Osho, also known as Bhagwan Shree Rajneesh, only lived for 58 years. In that time, however, he and his thousands of devotees cut to the heart of the United States’s whiteness and cemented a global spiritual movement that thrives to this day.

The six-episode documentary Wild Wild Country, available on Netflix, deals mostly with the Rajneeshees’ (also known as sannyasins) exodus from Pune, India, to Oregon, US, in the early 1980s and the conflict that erupts as they rapidly develop a city on a rugged, mountainous ranch near the town of Antelope.

It is made by brothers Maclain and Chapman Way, makers of a previous Oregon-set film The Battered Bastards of Baseball.

The sannyasins, constituting the cream of Western society in the form of its intellectuals and educated classes, put their all into the construction of Rajneeshpuram, their city in the middle of nowhere.

Within months, by building dams and rehabilitating the land through their early efforts at organic farming, the water table of the areas around Wasco County rose significantly, boosting the vitality of the surrounding ecosystem.

The Rajneeshees also developed a self-contained attitude to commerce and banking, sustaining their own businesses with a co-operative ethos.
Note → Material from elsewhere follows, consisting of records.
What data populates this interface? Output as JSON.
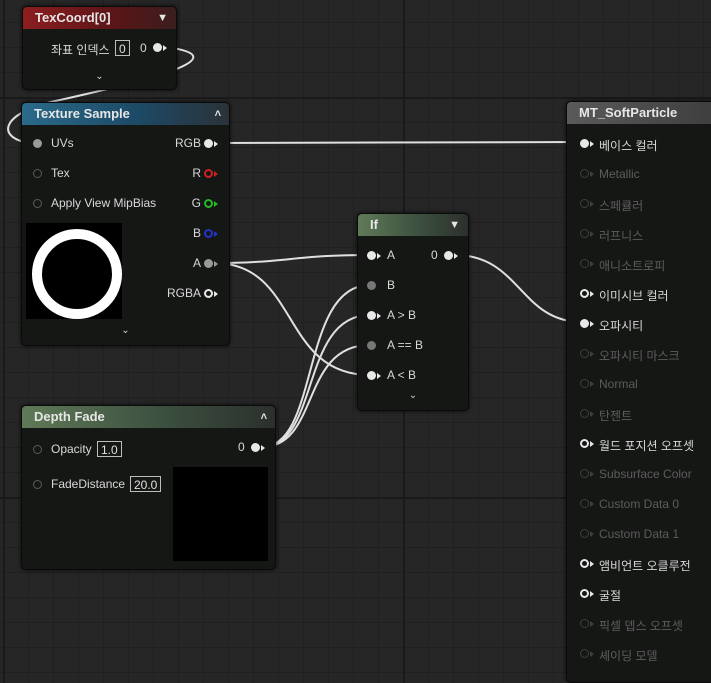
{
  "texcoord": {
    "title": "TexCoord[0]",
    "index_label": "좌표 인덱스",
    "index_value": "0",
    "output_label": "0"
  },
  "texture_sample": {
    "title": "Texture Sample",
    "inputs": [
      "UVs",
      "Tex",
      "Apply View MipBias"
    ],
    "outputs": [
      "RGB",
      "R",
      "G",
      "B",
      "A",
      "RGBA"
    ],
    "output_colors": {
      "R": "#cc2222",
      "G": "#22bb22",
      "B": "#2233cc"
    }
  },
  "if_node": {
    "title": "If",
    "inputs": [
      "A",
      "B",
      "A > B",
      "A == B",
      "A < B"
    ],
    "output_label": "0"
  },
  "depth_fade": {
    "title": "Depth Fade",
    "opacity_label": "Opacity",
    "opacity_value": "1.0",
    "fade_label": "FadeDistance",
    "fade_value": "20.0",
    "output_label": "0"
  },
  "material": {
    "title": "MT_SoftParticle",
    "pins": [
      {
        "label": "베이스 컬러",
        "active": true
      },
      {
        "label": "Metallic",
        "active": false
      },
      {
        "label": "스페큘러",
        "active": false
      },
      {
        "label": "러프니스",
        "active": false
      },
      {
        "label": "애니소트로피",
        "active": false
      },
      {
        "label": "이미시브 컬러",
        "active": true
      },
      {
        "label": "오파시티",
        "active": true
      },
      {
        "label": "오파시티 마스크",
        "active": false
      },
      {
        "label": "Normal",
        "active": false
      },
      {
        "label": "탄젠트",
        "active": false
      },
      {
        "label": "월드 포지션 오프셋",
        "active": true
      },
      {
        "label": "Subsurface Color",
        "active": false
      },
      {
        "label": "Custom Data 0",
        "active": false
      },
      {
        "label": "Custom Data 1",
        "active": false
      },
      {
        "label": "앰비언트 오클루전",
        "active": true
      },
      {
        "label": "굴절",
        "active": true
      },
      {
        "label": "픽셀 뎁스 오프셋",
        "active": false
      },
      {
        "label": "셰이딩 모델",
        "active": false
      }
    ]
  }
}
They wore markers of difference — a hippie-like appearance, malas as well as red and indigo uniforms. In a one-horse town of redneck, ultra-conservative retirees, they stuck out, heightening rumours about what went on behind the rugged ridges that constitute the new city of Rajneeshpuram.

An early documentary covered in Wild Wild Country, paints mostly one-dimensional, easily sensationalised scenes of intense, moshpitlike therapy sessions (where rough physical contact was encouraged in controlled settings) and allusions to orgies.

When this earlier roughshod documentary hit the streets, the negative perceptions about the new neighbours were sealed, branding them a neosatanic, sex-crazed cult who spend their time supplicating themselves in front of their mostly silent guru and rolling around in semen.

As a result, the outraged townspeople tried to squeeze the runaway success of the commune, now probably numbering in the upper hundreds, with more streaming in to join the utopia.

City officials nailed the newbies for flouting the state’s strict land-use laws. This led to a legal and legislative tussle, but the sannyasins made a successful bid to run the city of Antelope after failed attempts to disincorporate it.

They also made an audacious bid to control Wasco County with an ill-advised project that included bussing in the homeless in an attempt to exploit a loophole in Oregon state law that gave new residents the right to vote.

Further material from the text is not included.